His 1983’s images of the at that time Labour party leader Neil Kinnock with his wife, Glenys, toppling into the tide on Brighton beach were carried across eight columns of a leading page, and are regularly reproduced as a striking example of photo-opportunity hubris. His 2016 memoir, ... And Then the Prime Minister Hit Me, was named after an irritated John Major hitting him with a rolled-up briefing paper.
Career Highlights
He was appointed as the a major newspaper’s most youthful staff photographer when he started there in 1976, at the age of 26, and was based around the world for almost ten years, including reporting of the end of the internal conflict in Rhodesia (now Zimbabwe). He later stepped down over what he considered editing of his most powerful images of starvation in Africa.
In 1986 Harris was made head photographer as the team was assembled to launch a major newspaper. He played a key role in forming the style of editorial photography that the paper was famous for, helping set new standards for press images and newspaper design, in striking images filling front and back pages.

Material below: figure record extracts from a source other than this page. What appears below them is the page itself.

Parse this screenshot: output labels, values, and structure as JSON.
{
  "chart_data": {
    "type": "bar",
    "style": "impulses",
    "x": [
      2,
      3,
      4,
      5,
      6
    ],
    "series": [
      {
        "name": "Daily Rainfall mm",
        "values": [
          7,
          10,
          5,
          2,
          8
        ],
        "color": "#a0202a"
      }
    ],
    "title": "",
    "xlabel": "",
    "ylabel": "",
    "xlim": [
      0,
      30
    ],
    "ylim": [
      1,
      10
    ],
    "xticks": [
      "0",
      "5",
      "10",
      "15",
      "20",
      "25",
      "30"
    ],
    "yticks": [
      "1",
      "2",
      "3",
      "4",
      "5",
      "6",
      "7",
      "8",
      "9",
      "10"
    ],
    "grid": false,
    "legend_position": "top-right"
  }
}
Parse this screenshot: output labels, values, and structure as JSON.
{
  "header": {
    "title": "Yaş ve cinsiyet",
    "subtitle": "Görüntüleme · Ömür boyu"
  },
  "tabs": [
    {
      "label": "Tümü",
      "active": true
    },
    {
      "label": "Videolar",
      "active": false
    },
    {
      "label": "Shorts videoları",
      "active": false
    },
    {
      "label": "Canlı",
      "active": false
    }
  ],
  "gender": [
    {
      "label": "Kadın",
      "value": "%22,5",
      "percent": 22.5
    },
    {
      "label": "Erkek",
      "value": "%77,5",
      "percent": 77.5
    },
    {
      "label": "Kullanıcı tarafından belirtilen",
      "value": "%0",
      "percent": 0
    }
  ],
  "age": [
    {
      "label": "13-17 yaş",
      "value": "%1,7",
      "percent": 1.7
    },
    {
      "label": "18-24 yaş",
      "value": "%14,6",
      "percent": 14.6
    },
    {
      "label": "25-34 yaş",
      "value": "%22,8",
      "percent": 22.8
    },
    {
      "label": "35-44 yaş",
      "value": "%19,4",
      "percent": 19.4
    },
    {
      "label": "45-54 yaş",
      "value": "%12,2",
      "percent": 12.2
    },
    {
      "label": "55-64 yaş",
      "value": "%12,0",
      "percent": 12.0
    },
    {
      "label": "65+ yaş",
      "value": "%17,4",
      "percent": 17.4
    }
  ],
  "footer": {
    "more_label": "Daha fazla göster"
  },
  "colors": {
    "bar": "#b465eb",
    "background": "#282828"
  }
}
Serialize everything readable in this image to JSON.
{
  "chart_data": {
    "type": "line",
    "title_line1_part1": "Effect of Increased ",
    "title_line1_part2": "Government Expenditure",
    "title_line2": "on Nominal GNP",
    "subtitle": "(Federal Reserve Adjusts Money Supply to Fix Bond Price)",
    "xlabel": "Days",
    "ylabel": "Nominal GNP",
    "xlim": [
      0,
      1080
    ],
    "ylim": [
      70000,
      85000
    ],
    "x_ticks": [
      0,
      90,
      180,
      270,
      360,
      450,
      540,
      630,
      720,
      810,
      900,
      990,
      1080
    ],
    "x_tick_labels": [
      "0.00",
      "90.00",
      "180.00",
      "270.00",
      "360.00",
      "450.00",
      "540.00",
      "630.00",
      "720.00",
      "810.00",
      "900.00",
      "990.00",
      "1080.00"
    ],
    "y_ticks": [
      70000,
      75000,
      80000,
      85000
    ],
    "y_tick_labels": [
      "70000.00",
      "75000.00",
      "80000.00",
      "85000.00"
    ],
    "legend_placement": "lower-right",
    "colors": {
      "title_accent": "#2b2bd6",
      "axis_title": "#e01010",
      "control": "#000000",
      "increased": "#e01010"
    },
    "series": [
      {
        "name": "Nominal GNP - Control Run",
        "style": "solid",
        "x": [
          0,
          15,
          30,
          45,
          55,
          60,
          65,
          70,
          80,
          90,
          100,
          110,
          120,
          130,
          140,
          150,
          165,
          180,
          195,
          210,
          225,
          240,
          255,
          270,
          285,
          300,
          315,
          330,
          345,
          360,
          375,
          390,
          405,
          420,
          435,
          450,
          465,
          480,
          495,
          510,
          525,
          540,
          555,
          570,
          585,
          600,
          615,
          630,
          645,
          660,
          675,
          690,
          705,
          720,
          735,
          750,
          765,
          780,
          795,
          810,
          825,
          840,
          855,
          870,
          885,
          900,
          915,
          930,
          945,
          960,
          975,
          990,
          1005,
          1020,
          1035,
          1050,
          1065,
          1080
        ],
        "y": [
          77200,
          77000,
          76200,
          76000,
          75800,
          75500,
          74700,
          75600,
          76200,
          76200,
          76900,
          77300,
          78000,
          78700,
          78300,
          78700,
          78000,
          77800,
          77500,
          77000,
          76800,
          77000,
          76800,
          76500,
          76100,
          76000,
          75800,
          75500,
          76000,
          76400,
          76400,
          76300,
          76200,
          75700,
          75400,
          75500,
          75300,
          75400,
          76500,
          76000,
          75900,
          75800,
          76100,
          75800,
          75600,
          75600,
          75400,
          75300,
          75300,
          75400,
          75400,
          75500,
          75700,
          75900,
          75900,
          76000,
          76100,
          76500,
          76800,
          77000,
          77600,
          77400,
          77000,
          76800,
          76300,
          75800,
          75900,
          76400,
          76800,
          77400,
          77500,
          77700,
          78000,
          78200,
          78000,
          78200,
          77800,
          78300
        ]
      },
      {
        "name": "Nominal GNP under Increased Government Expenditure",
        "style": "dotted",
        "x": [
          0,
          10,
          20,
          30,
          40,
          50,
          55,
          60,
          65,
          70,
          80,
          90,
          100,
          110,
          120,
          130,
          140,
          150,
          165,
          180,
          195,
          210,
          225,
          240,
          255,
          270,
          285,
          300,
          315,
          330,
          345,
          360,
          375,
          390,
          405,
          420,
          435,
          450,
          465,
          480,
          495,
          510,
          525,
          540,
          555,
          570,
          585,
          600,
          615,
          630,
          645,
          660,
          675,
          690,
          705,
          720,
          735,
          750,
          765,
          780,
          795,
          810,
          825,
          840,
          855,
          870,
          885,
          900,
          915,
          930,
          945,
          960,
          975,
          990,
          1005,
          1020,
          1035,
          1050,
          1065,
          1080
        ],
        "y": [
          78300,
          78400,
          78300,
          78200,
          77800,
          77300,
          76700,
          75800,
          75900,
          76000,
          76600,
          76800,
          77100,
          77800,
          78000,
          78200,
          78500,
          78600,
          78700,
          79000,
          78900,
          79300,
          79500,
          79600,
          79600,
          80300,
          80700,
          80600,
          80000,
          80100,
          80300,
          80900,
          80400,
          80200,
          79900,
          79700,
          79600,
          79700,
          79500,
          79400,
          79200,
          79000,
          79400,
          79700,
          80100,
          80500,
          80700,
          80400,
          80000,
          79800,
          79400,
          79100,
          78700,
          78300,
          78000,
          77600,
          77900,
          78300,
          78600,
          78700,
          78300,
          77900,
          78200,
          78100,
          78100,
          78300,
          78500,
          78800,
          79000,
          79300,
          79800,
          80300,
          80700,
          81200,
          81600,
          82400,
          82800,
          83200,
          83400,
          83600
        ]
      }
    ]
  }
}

Among many awards, he was honoured as the industry-recognised photographer of the year in 1990 for his work in the former Eastern Bloc recording the fall of communism.
He worked as a freelance after being made redundant in 1999, and major projects thereafter included a year spent photographing cemeteries across the world in 2006 for the war memorial organisation, which led to an exhibition launched in London – where he gave a private viewing to the Queen and the Duke of Edinburgh – and a emotional book, Remembered.
Background and Beginnings
Harris was raised in east London, to Dorothy and Leonard Harris, an electrician who later helped his son construct a darkroom in the garage. In the 1950s, the family relocated farther east – and to a better area – to the Rise Park housing estate in Romford, Essex. Brian attended Chase Cross secondary modern school, acquiring practical skills in carpentry and metal crafting, before leaving at 16.
At a central London photo agency, he quickly advanced from delivery boy to photographer, and began his working life at eastern London local papers before progressing to national publications.
Peers and Impact
Fellow photographers, often scooped by him, recalled his work as astonishing. Nick Turpin, who worked with him in the early days, described him as “a superb and brave photographer”, an influence to a generation of junior colleagues. Tim Dawson, a freelance organiser, said he “reimagined the possibilities of news photography during newspapers’ last golden age”.
Personal Life
In 2001 Harris made contact through a online service with Nikki, whom he had first met as a three-year-old in infant school, and they became close companions through his final decades. After receiving his terminal diagnosis, they embarked on a road trip in Europe, posting sunny images of good meals and quality drinks, and returning to significant sites including Dresden and Ypres.
His final project, completed a few weeks before his death, was to transfer his vast archive of five decades of work to a permanent home. Among his favourite historical photos he commented on a very young Harris consuming large glasses of wine with the actor Helen Mirren: “What a blessed life I’ve had – no remorse and no ‘Must Do’s’”.
He was wed twice, each union ended in divorce.
He is remembered by Nikki, his son Jacob, from his second marriage, Nikki’s daughter, Holly, and by his sister, Jan.